Heureusement, je parlais. Il y eut toujours de bienveillantes oreilles pour m'écouter. Pour orienter ma lecture. Pour accoler des mots aux épreuves, pour remplir de mots les silences, pour traduire en mots les douleurs. Pour tenter de me montrer aussi mon histoire, de son début à sa fin, depuis l'autre côté.

Ce fut assez pour que je réussisse à écrire. Verbaliser mon drame était salutaire. L'air de rien, à travers cet exorcisme, je posais des jalons, distinguant la part du réel et de l'illusoire, la part du vrai et du rêvé, la part de la perte et celle de la dette, la part de mon narcissisme et celle de notre égoïsme, la part de mon confort et celle de son avenir. Je crois que je construisais les chemins de ma survie. Même si je ne m'en rendais pas encore compte. Car au bout du compte, je pleurais encore.

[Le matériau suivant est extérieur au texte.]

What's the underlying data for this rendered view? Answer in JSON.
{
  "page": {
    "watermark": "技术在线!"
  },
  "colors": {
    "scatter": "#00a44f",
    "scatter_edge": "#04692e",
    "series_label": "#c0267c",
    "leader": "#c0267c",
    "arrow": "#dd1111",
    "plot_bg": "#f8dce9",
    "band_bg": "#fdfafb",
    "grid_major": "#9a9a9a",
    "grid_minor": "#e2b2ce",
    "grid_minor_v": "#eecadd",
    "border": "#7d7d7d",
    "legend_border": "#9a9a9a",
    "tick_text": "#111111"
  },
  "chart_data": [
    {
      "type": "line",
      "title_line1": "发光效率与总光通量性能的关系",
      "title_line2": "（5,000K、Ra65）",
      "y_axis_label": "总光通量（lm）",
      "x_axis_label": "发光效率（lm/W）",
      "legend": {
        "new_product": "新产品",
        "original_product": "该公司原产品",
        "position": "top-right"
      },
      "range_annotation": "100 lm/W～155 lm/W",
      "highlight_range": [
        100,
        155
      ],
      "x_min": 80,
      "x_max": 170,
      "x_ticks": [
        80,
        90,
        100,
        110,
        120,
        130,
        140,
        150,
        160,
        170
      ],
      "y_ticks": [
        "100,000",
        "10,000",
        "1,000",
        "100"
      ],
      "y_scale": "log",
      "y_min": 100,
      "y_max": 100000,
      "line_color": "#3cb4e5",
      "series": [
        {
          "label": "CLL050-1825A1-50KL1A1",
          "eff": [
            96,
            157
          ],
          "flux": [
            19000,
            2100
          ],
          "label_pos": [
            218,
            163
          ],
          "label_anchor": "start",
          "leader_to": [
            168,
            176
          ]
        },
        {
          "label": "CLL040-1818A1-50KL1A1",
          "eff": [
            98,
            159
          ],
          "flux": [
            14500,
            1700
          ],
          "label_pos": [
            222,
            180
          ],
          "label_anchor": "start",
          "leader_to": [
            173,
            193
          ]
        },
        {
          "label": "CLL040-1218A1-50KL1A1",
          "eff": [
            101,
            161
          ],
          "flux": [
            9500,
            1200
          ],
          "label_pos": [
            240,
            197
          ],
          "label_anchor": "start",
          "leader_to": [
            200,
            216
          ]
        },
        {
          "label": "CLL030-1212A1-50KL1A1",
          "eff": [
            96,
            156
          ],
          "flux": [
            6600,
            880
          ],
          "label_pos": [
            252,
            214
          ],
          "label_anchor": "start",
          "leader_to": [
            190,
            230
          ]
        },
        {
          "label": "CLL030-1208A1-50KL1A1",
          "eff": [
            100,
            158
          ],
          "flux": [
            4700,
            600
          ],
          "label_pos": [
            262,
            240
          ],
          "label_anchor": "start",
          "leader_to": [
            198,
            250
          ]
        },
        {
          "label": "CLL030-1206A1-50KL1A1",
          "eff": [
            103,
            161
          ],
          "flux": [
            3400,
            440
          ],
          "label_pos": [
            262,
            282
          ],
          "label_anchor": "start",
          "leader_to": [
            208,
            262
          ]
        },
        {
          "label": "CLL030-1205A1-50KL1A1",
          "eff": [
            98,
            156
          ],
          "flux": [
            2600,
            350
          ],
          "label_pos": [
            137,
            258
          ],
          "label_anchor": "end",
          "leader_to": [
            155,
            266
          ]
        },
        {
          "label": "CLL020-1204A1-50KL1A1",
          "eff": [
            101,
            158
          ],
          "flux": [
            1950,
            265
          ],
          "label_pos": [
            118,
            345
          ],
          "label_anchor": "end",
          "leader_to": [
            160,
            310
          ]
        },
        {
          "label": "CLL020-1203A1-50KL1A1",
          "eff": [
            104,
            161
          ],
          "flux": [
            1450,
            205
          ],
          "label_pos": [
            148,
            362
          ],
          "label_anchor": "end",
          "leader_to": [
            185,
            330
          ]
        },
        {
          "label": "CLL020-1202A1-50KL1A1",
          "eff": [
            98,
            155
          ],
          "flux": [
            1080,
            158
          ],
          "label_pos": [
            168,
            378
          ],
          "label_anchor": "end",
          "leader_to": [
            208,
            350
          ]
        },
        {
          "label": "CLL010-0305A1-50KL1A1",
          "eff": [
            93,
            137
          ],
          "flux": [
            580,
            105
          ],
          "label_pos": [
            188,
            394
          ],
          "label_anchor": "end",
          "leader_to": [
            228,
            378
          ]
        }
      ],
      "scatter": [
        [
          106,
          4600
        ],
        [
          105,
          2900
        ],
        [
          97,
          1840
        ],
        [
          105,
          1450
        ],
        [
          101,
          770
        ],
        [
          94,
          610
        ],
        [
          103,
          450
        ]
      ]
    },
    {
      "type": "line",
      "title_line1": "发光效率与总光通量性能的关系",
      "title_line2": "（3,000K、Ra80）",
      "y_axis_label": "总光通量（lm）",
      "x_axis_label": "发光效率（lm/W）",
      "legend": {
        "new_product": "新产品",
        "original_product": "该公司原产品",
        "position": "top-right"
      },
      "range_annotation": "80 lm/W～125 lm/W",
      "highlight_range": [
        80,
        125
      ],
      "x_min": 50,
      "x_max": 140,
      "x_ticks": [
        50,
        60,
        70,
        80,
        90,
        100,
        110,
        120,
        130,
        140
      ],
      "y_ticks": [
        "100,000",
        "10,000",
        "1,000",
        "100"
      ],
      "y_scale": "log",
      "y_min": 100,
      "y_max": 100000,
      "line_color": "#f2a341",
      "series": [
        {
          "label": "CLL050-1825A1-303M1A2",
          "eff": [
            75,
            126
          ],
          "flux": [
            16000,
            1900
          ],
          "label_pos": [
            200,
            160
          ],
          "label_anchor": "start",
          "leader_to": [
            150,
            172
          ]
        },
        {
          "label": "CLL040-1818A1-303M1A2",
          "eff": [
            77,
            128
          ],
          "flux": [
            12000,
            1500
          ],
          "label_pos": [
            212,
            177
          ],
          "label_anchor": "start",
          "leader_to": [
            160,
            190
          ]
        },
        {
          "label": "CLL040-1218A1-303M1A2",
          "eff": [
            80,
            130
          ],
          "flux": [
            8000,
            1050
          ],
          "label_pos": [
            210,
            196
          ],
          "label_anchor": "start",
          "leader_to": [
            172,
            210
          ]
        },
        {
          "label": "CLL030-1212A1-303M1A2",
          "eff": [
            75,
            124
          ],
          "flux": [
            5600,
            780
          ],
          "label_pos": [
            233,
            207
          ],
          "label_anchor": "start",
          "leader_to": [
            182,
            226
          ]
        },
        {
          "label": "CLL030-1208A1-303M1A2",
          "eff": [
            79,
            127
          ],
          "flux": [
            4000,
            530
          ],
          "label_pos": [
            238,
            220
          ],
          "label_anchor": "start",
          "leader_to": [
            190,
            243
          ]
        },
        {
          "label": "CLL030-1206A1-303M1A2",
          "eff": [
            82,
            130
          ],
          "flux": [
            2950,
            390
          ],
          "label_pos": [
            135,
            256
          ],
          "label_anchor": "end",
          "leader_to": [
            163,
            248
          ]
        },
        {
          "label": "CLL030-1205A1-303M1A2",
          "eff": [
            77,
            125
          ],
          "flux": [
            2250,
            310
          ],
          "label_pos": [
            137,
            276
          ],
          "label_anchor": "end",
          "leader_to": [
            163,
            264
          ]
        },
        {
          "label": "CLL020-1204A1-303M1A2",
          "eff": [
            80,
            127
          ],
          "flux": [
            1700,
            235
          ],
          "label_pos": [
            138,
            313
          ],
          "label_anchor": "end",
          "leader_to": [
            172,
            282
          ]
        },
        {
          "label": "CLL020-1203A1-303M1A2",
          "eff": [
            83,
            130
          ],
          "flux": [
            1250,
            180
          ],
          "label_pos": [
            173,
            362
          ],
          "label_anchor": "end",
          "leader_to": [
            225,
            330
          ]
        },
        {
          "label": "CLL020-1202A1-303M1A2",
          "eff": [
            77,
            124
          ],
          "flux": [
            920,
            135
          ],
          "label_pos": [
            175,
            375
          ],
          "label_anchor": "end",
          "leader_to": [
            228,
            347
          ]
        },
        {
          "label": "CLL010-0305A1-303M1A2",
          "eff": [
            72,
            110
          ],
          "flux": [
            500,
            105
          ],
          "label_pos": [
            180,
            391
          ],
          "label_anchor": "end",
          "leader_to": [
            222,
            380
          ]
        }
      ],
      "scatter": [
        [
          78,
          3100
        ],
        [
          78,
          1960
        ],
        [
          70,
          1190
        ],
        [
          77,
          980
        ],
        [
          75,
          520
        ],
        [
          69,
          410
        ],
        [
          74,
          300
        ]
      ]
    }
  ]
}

Au fil du temps, mes obsessions dévoraient tout. Encore et malgré tout. Je rencontrais ici et là, sur d'autres blogs d'autres chagrins d'amour, Cécile, Frida, je découvris parmi mes ami(e)s d'autres rêves brisés, d'autres douleurs enfouies. Je vis qu'il n'y avais pas de fin à se laisser détruire. Je comprenais, ce n'était que théorique, qu'on ne tournait pas la page, mais qu'on apprenait le "vivre avec". Je n'étais pas encore prêt pour ces nouveaux apprentissages, mais au moins en avais-je formulé le principe.

Un jour, croyant écrire un ultime chant d'amour, j'écrivis des choses blessantes.

Pendant huit jours, il ne se produisit rien. Avant que des regards amis se défièrent plus qu'à l'accoutumée. En en prenant conscience, j'en ressentis un profond trouble. Je fus blessé, je me défendis, à raison, je crois, car mon amour n'avait jamais souffert d'insincérité. Pendant près de vingt-quatre heures, ce n'est plus dans ma tête, dans mes pensées ou mes souvenirs, que se jouait l'histoire, mais dans mes entrailles. Mon coeur battait à 150. J'avais besoin de me défendre, de me faire comprendre, j'y puisais une énergie étrange. J'étais comme dans un bassin olympique m'épuisant derrière un défi inaccessible.

Lorsque je fus apaisé de ce trouble, tout était devenu calme. Je regardais autour de moi, il n'y avait plus de houle. J'observais où voguaient mes pensées, elles ne me ramenaient plus à lui. J'allais sur Internet, et je n'attendais plus furieusement un mail de lui. Je partis en week-end prolongé avec des amis, et c'est bien avec mes amis que je fus, sans trouble, sans manque. Le noeud s'était défait. Sans même que je m'en rendisse compte. Après deux mois de bourrasque totale.

J'imagine que c'est ainsi que les habitants de la Nouvelle Orleans s'en retournèrent chez eux une fois l'ouragan Katrina éteint. Sous le soleil, à juste constater l'étendue de la dévastation, mais les tempes froides, sans plus d'appréhension.

Avais-je voulu, par ce billet, provoquer ce quelque chose qui me libèrerait ? En tout cas, cet autre noeud, cette petite querelle, permit à mon étranglement de se relâcher.

Comme si un masseur détectant une contracture s'était attelé à me masser ailleurs pour me faire lâcher prise.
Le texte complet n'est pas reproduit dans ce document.